House Natural Resources Committee Chairman Doc Hastings (R-Wash.) on Tuesday said he has subpoenaed a federal official for information about the Obama administration’s work on a coal-mining rule.
Hastings said his committee has been seeking information about the administration’s efforts to rewrite the Stream Buffer Zone Rule, which regulates coal production. His committee found irregularities and political interference in that process in 2012, and Hastings said the Interior Department’s Inspector General (IG) made “similar findings” earlier this year.
{mosads}The Office of Surface Mining Reclamation and Enforcement (OSMRE) stressed today that the IG found no evidence of political interference. Nonetheless, Hastings said Interior’s Deputy Inspector General Mary Kendall has refused to give Congress a copy of the report, and said Interior has recommended that it not be given to Congress.
“The IG is charged with being an independent watchdog for Congress,” he said. “It’s completely unacceptable and inappropriate for the IG to be taking orders from the Department … especially about what information to withhold from Congress.
“That’s why today I have issued a subpoena to the Deputy Inspector General Kendall for this information,” Hastings said on the House floor.
Hasting’s announcement came at the start of a debate over Republican legislation to stop the administration from re-writing the coal rule.
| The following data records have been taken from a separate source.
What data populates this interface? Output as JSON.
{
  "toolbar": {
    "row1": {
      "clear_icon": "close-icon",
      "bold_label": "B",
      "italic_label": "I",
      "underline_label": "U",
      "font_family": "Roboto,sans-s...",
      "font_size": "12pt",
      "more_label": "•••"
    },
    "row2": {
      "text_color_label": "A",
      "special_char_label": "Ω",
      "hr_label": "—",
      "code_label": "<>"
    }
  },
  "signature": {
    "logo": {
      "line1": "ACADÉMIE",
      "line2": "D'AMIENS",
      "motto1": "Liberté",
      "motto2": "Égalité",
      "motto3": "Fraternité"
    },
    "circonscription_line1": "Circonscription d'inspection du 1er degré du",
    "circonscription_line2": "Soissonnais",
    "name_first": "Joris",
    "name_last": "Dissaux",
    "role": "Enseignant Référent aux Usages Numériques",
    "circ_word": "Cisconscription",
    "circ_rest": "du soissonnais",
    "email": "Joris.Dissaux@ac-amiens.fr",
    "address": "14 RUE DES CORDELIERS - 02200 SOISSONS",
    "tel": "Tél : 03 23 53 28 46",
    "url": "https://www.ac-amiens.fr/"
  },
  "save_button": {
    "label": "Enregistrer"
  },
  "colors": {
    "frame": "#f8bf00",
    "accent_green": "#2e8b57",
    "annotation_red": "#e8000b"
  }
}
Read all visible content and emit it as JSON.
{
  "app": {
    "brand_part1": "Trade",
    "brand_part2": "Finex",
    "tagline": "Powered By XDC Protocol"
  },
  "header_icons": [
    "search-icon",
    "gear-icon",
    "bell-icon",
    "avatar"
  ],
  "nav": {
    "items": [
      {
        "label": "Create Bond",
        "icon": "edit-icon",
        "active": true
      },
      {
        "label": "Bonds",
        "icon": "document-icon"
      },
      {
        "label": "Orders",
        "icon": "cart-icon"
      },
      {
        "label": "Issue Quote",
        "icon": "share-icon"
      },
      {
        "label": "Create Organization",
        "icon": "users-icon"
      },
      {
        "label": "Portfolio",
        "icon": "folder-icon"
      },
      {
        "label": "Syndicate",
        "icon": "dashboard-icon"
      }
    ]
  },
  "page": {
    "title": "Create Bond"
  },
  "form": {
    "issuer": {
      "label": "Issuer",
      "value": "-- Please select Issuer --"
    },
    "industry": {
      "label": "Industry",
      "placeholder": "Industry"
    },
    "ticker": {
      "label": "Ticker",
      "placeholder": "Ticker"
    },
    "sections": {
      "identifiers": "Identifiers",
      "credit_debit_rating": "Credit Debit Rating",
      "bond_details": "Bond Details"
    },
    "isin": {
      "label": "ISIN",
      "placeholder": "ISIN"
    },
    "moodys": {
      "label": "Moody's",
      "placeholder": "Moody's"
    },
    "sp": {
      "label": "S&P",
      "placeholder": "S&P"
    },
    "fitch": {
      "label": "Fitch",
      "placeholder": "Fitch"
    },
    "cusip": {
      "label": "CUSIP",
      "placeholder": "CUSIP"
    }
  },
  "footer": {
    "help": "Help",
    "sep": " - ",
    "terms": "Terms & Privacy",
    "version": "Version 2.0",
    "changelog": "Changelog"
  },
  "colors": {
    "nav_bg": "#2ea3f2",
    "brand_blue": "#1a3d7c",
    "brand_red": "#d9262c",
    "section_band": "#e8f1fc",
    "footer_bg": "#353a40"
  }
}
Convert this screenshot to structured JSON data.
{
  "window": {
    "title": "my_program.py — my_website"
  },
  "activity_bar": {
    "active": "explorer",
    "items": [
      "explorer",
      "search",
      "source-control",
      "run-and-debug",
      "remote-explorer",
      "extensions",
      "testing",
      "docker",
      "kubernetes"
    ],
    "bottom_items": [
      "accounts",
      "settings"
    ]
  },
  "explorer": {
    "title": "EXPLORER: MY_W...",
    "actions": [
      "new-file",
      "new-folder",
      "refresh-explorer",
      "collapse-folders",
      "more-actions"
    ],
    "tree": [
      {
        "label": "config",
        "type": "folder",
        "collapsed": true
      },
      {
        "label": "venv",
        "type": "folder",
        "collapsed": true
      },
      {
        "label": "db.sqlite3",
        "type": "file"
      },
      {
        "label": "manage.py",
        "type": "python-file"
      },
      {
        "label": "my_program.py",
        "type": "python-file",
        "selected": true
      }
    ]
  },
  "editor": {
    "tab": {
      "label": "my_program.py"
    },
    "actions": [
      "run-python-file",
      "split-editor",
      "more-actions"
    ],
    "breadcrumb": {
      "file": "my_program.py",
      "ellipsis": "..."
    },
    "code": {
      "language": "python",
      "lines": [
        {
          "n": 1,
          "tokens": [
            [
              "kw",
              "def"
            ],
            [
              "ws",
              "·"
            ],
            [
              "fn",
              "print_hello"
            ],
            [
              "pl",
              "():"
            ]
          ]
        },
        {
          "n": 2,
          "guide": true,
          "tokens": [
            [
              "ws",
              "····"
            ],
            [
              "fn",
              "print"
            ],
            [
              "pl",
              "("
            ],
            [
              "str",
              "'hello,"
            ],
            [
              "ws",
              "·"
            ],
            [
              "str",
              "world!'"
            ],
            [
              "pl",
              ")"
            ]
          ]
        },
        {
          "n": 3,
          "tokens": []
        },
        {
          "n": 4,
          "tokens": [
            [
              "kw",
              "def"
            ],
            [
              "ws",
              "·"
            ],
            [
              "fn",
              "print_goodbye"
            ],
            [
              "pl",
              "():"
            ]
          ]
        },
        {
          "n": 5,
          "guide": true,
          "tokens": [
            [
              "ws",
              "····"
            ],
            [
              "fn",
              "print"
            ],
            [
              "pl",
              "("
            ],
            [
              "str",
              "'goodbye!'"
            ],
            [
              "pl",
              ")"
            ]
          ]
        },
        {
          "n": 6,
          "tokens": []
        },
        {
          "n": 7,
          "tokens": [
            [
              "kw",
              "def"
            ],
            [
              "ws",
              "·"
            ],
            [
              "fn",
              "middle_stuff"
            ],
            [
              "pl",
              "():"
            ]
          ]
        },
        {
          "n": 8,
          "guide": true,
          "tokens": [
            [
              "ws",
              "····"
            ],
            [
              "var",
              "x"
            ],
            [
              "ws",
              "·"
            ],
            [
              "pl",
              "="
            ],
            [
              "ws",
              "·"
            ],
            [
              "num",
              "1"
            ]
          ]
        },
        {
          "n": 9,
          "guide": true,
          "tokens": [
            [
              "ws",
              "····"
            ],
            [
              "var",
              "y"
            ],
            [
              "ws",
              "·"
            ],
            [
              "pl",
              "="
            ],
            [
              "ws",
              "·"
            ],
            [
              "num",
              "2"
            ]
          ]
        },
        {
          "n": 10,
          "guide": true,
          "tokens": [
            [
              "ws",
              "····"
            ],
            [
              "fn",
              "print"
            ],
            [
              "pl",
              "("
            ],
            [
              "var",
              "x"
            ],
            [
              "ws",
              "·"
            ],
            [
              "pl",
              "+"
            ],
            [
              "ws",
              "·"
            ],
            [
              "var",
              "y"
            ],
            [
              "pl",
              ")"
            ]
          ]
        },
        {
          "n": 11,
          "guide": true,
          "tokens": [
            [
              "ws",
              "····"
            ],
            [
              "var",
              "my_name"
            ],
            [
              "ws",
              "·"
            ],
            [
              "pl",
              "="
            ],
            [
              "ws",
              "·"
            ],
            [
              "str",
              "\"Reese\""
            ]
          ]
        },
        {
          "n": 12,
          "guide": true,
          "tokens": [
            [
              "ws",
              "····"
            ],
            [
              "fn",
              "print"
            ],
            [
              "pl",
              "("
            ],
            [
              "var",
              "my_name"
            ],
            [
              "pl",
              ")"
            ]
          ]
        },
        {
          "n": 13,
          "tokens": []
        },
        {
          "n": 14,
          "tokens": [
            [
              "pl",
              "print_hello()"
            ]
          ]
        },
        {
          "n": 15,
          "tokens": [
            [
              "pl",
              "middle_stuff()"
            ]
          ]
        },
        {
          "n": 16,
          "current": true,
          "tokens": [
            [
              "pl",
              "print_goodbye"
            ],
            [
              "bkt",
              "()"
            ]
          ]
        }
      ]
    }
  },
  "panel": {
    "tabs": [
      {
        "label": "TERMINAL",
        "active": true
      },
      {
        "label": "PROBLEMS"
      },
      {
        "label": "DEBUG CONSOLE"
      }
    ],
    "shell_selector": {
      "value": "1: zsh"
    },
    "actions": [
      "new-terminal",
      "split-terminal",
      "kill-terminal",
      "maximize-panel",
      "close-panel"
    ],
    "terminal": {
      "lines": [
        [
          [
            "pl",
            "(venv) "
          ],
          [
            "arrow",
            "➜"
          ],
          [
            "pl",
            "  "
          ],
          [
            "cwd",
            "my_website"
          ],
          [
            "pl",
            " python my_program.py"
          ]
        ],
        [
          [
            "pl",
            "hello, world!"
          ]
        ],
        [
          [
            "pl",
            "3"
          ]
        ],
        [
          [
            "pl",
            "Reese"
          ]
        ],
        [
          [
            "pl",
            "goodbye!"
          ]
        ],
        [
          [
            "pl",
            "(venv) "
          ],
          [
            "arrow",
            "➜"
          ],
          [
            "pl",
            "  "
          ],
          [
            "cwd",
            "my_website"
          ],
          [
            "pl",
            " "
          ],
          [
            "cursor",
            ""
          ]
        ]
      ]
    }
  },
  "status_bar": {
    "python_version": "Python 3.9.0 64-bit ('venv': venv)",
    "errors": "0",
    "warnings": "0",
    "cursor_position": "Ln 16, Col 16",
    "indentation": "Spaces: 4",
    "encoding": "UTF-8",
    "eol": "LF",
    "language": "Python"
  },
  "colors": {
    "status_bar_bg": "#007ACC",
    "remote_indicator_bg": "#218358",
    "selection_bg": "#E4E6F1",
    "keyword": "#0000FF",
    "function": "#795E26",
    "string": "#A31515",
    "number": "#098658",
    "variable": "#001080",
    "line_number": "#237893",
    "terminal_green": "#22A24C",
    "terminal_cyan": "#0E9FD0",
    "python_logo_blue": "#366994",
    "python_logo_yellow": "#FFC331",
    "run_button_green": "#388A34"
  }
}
Hastings said that instead of using a 2008 rule, the Obama administration tossed out that regulation and spent more than $10 million to develop its own.
But he said that rule was delayed after it was reported it would cost 7,000 jobs and harm economic growth in 22 states.
Democrats countered that a court has overturned the coal rule, and that it would allow environmentally dangerous mountaintop strip mining. They also said the 2008 rule was a “midnight” rule that was issued just before the end of the Geroge W. Bush administration, and like OSMRE, they rejected the idea of political interference in the Obama administration’s effort to write a rule.
Hastings argued that the court ruling came from one judge who said there was no formal consultation with the Fish and Wildlife Service while it was being written.
The Preventing Government Waste and Protecting Coal Mining Jobs in America Act, H.R. 2824, would stop the administration’s effort to re-write the rules, and require the administration to study the impact of the 2008 rule for five years before pursuing any changes.
— This story was updated at 6:18 p.m.